So, the natural question for Nevada King Gold (CVE:NKG) shareholders is whether they should be concerned by its rate of cash burn. For the purposes of this article, cash burn is the annual rate at which an unprofitable company spends cash to fund its growth; its negative free cash flow. The first step is to compare its cash burn with its cash reserves, to give us its 'cash runway'.

View our latest analysis for Nevada King Gold

Does Nevada King Gold Have A Long Cash Runway?

A company's cash runway is the amount of time it would take to burn through its cash reserves at its current cash burn rate. As at September 2022, Nevada King Gold had cash of CA$17m and no debt. In the last year, its cash burn was CA$16m. Therefore, from September 2022 it had roughly 13 months of cash runway. That's not too bad, but it's fair to say the end of the cash runway is in sight, unless cash burn reduces drastically. You can see how its cash balance has changed over time in the image below.

debt-equity-history-analysis
TSXV:NKG Debt to Equity History January 26th 2023

How Is Nevada King Gold's Cash Burn Changing Over Time?

Because Nevada King Gold isn't currently generating revenue, we consider it an early-stage business. Nonetheless, we can still examine its cash burn trajectory as part of our assessment of its cash burn situation. In fact, it ramped its spending strongly over the last year, increasing cash burn by 149%. That sort of spending growth rate can't continue for very long before it causes balance sheet weakness, generally speaking. Nevada King Gold makes us a little nervous due to its lack of substantial operating revenue. So we'd generally prefer stocks from this list of stocks that have analysts forecasting growth.

How Easily Can Nevada King Gold Raise Cash?

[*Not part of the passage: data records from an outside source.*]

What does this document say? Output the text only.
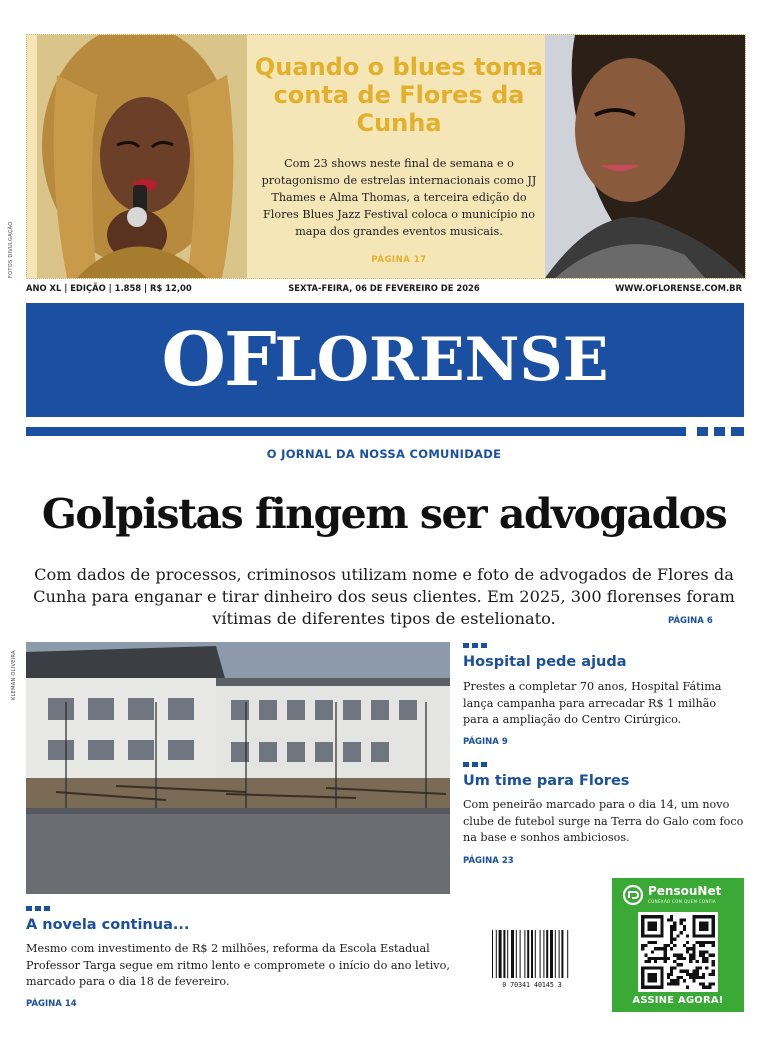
Quando o blues toma conta de Flores da Cunha

Com 23 shows neste final de semana e o protagonismo de estrelas internacionais como JJ Thames e Alma Thomas, a terceira edição do Flores Blues Jazz Festival coloca o município no mapa dos grandes eventos musicais.

PÁGINA 17
FOTOS DIVULGAÇÃO
ANO XL | EDIÇÃO | 1.858 | R$ 12,00	SEXTA-FEIRA, 06 DE FEVEREIRO DE 2026	WWW.OFLORENSE.COM.BR
O F LORENSE
O JORNAL DA NOSSA COMUNIDADE
Golpistas fingem ser advogados

Com dados de processos, criminosos utilizam nome e foto de advogados de Flores da Cunha para enganar e tirar dinheiro dos seus clientes. Em 2025, 300 florenses foram vítimas de diferentes tipos de estelionato.	PÁGINA 6
KLEMAN OLIVEIRA	Hospital pede ajuda

Prestes a completar 70 anos, Hospital Fátima lança campanha para arrecadar R$ 1 milhão para a ampliação do Centro Cirúrgico.

PÁGINA 9
Um time para Flores

Com peneirão marcado para o dia 14, um novo clube de futebol surge na Terra do Galo com foco na base e sonhos ambiciosos.

PÁGINA 23
A novela continua...

Mesmo com investimento de R$ 2 milhões, reforma da Escola Estadual Professor Targa segue em ritmo lento e compromete o início do ano letivo, marcado para o dia 18 de fevereiro.

PÁGINA 14
0 70341 40145 3
PensouNet
CONEXÃO COM QUEM CONFIA
ASSINE AGORA!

While Nevada King Gold does have a solid cash runway, its cash burn trajectory may have some shareholders thinking ahead to when the company may need to raise more cash. Generally speaking, a listed business can raise new cash through issuing shares or taking on debt. Commonly, a business will sell new shares in itself to raise cash and drive growth. By comparing a company's annual cash burn to its total market capitalisation, we can estimate roughly how many shares it would have to issue in order to run the company for another year (at the same burn rate).

Nevada King Gold has a market capitalisation of CA$116m and burnt through CA$16m last year, which is 14% of the company's market value. As a result, we'd venture that the company could raise more cash for growth without much trouble, albeit at the cost of some dilution.

So, Should We Worry About Nevada King Gold's Cash Burn?

Even though its increasing cash burn makes us a little nervous, we are compelled to mention that we thought Nevada King Gold's cash burn relative to its market cap was relatively promising. Summing up, we think the Nevada King Gold's cash burn is a risk, based on the factors we mentioned in this article. Separately, we looked at different risks affecting the company and spotted 5 warning signs for Nevada King Gold (of which 3 are a bit concerning!) you should know about.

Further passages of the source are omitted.